The important watercourse is the Ping River.

Doi Inthanon National Park is in this district.

== Administration ==

=== Central administration ===
Chom Thong is divided into six sub-districts (tambons), which are further subdivided into 103 administrative villages (mubans).

| No. | Name | Thai | Villages | Pop. |
|---|---|---|---|---|
| 03. | Ban Luang | บ้านหลวง | 23 | 16,550 |
| 04. | Khuang Pao | ข่วงเปา | 15 | 10,833 |
| 05. | Sop Tia | สบเตี๊ยะ | 21 | 12,407 |
| 06. | Ban Pae | บ้านแปะ | 20 | 12,042 |
| 07. | Doi Kaeo | ดอยแก้ว | 09 | 05,459 |
| 09. | Mae Soi | แม่สอย | 15 | 09,062 |

Missing numbers are tambons which now form Doi Lo District.

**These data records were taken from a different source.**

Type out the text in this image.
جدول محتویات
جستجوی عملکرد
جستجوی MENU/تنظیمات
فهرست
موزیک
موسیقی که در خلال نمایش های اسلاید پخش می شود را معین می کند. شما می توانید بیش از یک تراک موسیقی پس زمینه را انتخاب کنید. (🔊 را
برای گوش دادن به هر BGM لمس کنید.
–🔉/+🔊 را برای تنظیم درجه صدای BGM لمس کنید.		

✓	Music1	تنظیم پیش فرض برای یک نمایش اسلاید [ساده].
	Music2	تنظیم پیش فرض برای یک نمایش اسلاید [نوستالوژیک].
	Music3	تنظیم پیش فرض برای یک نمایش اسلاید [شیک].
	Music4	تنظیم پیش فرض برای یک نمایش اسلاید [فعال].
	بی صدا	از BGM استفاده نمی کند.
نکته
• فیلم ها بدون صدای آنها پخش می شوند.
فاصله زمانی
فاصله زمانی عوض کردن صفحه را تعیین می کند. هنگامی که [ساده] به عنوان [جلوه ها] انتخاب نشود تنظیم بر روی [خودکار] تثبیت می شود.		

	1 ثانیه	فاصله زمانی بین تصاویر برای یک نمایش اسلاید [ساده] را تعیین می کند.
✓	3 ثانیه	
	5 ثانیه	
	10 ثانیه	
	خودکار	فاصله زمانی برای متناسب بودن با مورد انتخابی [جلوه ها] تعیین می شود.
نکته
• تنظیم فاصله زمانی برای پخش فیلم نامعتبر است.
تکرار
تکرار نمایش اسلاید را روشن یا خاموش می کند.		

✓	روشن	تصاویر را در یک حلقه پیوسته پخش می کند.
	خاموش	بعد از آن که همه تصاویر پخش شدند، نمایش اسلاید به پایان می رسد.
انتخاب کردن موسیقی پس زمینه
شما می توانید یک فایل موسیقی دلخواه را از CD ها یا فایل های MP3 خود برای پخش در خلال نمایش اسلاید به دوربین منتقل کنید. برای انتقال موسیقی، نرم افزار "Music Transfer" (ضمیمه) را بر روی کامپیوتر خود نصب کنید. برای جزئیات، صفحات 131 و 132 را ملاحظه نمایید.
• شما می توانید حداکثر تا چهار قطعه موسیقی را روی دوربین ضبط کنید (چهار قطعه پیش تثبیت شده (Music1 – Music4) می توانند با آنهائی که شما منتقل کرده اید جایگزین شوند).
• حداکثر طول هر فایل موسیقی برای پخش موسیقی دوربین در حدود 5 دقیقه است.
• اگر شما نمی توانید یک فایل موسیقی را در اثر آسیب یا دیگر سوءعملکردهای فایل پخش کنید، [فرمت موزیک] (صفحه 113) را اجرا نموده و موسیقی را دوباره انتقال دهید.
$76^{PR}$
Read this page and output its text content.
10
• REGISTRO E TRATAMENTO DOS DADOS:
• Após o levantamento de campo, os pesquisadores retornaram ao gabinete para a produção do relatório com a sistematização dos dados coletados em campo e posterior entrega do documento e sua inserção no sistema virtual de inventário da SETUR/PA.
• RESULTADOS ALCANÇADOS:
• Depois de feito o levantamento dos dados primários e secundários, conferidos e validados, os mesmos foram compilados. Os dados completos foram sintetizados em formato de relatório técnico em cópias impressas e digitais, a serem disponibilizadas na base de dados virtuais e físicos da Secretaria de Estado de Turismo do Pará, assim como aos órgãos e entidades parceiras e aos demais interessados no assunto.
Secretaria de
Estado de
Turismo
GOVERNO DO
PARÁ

=== Local administration ===
There are six sub-district municipalities (thesaban tambon) in the district:
- Ban Luang (Thai: เทศบาลตำบลบ้านหลวง) consisting of parts of sub-district Ban Luang.
- Sop Tia (Thai: เทศบาลตำบลสบเตี๊ยะ) consisting of sub-district Sop Tia.
- Ban Pae (Thai: เทศบาลตำบลบ้านแปะ) consisting of sub-district Ban Pae.
- Doi Kaeo (Thai: เทศบาลตำบลดอยแก้ว) consisting of parts of sub-district Doi Kaeo.
- Mae Soi (Thai: เทศบาลตำบลแม่สอย) consisting of sub-district Mae Soi.
- Chom Thong (Thai: เทศบาลตำบลจอมทอง) consisting of parts of sub-districts Ban Luang, Khuang Pao, and Doi Kaeo.

There is one sub-district administrative organization (SAO) in the district:
- Khuang Pao (Thai: องค์การบริหารส่วนตำบลข่วงเปา) consisting of parts of sub-district Khuang Pao.